To make versatile CeO2 NPs, a variety of plants have been used. However, this technique impedes practical uses of biosynthesis-assisted CeO2 NPs that need enhancement. Various reaction parameters such as precursor concentration, reaction temperature, reaction time, pH, and calcination temperature, can play a vital role in regulating the size, shape, and morphology of CeO2 NPs. To achieve desired CeO2 NPs, the parameters should be optimized. In addition, researchers need to explore the fungi-mediated CeO2 NPs as very few reports present on the fungi-mediated synthesis of CeO2 NPs. Moreover, the underlying mechanism by which microorganisms and medicinal plant extracts are examined for the biosynthesis of CeO2 NPs is still unknown. Also, the stoichiometric ratios of microorganisms, plant extracts, and metal precursors are needed to describe the fabrication and morphological control.

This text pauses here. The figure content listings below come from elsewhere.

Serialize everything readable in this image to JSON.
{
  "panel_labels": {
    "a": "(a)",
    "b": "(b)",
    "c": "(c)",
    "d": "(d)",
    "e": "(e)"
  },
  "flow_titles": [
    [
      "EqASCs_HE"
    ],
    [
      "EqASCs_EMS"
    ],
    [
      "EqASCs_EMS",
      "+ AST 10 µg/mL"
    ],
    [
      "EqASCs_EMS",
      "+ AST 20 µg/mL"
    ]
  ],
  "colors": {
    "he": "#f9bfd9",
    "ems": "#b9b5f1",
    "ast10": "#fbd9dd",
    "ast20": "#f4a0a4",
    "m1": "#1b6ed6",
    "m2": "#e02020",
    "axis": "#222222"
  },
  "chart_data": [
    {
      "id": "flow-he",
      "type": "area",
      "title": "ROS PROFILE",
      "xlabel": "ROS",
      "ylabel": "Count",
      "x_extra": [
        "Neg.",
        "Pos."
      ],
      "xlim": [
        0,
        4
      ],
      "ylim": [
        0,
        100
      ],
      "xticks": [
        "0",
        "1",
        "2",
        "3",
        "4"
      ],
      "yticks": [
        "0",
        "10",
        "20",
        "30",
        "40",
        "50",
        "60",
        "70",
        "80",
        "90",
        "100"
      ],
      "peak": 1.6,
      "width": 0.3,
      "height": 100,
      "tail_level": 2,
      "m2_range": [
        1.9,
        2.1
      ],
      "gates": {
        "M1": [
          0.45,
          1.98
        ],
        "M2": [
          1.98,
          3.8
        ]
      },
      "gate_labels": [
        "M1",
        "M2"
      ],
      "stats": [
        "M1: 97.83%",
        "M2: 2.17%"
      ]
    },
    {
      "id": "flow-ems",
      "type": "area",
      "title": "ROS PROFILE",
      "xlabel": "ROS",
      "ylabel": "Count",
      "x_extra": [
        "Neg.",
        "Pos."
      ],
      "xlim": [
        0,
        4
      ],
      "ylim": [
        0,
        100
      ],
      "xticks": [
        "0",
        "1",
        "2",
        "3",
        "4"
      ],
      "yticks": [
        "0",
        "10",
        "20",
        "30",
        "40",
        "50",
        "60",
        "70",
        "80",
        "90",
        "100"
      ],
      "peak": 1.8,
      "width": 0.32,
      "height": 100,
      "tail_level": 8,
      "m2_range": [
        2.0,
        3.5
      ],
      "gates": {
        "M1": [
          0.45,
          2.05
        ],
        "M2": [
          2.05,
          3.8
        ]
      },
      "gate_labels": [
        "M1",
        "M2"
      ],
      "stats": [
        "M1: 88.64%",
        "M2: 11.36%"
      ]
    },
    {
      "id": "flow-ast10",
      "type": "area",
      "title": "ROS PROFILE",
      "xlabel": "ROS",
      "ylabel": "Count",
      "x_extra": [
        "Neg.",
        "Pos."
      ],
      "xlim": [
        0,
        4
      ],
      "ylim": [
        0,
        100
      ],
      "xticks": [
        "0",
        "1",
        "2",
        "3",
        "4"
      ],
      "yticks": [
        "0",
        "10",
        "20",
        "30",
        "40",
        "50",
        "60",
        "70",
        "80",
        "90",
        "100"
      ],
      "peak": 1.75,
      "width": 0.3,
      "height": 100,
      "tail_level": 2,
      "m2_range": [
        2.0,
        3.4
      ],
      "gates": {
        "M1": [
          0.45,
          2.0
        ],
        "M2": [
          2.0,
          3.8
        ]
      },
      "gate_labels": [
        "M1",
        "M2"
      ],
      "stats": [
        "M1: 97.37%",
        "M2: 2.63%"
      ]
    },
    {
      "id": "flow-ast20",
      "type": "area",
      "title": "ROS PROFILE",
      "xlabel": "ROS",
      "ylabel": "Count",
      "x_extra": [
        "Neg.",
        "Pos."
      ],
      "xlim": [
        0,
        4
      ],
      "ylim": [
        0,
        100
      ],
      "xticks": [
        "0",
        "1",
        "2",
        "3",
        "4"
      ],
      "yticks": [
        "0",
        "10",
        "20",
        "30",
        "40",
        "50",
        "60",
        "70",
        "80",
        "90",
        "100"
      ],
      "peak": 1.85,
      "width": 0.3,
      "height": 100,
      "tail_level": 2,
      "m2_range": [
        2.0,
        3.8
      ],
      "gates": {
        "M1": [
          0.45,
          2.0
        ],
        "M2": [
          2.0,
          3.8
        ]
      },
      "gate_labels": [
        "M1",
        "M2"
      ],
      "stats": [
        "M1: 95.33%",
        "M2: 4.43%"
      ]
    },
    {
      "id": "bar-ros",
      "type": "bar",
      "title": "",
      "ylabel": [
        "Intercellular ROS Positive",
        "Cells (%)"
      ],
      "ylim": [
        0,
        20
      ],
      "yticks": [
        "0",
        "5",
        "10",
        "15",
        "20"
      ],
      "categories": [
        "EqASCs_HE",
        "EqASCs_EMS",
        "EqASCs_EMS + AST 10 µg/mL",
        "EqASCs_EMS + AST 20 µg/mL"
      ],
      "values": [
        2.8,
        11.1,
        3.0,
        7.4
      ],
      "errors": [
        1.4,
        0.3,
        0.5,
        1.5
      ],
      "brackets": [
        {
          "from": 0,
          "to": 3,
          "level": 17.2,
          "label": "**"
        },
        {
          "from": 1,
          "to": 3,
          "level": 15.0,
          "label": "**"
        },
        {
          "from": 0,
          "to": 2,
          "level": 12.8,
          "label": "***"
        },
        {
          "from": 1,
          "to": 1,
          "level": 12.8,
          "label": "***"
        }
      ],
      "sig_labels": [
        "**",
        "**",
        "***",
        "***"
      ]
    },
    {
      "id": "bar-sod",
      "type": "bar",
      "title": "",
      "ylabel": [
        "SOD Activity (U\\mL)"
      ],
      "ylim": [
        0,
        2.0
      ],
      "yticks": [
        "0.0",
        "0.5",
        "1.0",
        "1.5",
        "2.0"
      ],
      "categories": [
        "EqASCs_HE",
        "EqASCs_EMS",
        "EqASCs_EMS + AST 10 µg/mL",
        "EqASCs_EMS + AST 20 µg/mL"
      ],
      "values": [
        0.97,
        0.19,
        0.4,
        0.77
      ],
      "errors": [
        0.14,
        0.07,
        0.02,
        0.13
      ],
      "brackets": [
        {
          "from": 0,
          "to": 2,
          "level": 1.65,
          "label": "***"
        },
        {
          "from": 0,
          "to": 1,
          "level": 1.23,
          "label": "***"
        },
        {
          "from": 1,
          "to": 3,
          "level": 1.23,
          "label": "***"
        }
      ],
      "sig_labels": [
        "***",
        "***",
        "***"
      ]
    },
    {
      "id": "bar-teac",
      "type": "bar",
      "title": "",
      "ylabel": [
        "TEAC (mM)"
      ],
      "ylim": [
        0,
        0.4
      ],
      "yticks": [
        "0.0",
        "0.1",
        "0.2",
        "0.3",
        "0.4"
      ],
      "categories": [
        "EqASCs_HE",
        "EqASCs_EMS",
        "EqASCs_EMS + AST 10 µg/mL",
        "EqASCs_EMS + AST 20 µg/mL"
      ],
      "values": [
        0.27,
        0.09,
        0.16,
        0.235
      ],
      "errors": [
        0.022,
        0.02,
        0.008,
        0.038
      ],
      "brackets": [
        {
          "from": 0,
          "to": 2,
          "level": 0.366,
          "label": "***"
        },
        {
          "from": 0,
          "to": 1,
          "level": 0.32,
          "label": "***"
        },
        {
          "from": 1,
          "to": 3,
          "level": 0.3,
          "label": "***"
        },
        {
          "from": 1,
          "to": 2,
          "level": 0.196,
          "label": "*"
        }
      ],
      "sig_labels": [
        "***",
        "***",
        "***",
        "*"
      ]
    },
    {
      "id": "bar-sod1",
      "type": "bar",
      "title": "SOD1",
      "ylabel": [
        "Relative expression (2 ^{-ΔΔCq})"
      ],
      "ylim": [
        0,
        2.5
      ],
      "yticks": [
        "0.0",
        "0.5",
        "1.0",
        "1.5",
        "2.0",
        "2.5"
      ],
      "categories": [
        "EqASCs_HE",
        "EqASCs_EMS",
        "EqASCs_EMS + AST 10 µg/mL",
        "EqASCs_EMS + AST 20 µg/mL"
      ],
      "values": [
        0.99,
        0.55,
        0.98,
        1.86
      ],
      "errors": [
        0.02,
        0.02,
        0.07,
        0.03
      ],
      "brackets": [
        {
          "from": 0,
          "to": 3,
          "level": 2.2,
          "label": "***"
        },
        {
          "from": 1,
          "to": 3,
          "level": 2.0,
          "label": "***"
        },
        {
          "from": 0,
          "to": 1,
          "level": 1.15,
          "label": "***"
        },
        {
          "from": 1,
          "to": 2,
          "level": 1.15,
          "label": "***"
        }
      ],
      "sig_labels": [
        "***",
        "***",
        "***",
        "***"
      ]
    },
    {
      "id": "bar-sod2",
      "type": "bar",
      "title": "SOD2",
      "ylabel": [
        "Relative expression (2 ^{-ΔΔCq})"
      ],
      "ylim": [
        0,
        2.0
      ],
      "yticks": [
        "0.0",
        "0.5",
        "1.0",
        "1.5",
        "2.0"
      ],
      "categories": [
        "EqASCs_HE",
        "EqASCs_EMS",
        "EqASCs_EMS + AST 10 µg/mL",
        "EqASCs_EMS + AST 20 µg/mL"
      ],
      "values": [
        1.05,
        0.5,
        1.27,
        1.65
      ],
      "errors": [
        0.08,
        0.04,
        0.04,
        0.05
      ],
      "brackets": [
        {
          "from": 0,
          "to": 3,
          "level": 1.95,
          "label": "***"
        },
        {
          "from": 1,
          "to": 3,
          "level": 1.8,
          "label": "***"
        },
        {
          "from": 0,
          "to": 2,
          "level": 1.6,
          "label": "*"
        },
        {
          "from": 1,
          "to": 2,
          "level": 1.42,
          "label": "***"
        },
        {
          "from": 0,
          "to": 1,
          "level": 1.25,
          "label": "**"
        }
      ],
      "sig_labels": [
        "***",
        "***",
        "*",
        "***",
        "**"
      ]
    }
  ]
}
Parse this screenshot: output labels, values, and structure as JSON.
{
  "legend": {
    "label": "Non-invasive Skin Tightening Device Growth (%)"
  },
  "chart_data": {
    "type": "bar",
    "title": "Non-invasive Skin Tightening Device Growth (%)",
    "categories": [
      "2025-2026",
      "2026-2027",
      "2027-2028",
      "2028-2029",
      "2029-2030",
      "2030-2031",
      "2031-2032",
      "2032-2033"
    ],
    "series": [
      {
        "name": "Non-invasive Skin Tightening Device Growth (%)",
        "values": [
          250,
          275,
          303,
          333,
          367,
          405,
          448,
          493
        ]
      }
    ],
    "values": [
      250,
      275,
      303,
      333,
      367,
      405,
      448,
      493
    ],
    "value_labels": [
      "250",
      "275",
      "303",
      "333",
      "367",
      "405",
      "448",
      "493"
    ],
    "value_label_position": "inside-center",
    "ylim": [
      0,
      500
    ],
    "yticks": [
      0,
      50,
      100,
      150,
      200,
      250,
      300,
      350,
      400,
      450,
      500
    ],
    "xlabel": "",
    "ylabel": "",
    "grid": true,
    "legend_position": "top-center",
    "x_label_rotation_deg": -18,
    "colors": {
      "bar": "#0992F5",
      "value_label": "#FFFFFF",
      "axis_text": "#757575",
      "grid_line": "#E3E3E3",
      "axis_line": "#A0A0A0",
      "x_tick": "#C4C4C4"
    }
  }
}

Furthermore, the researcher has not explored the application of CeO2 NPs as a catalyst in organic transformations. After all, discovering unique features for plants, microbes, and biological product extract-assisted CeO2 NPs is essential. Plant extract, microbes, and biological product directed CeO2 NPs will undoubtedly gain significance and use in catalysis, biomedicine, bio-sensing, energy, agriculture, and the environment in the subsequent years and will become more powerful and reliable.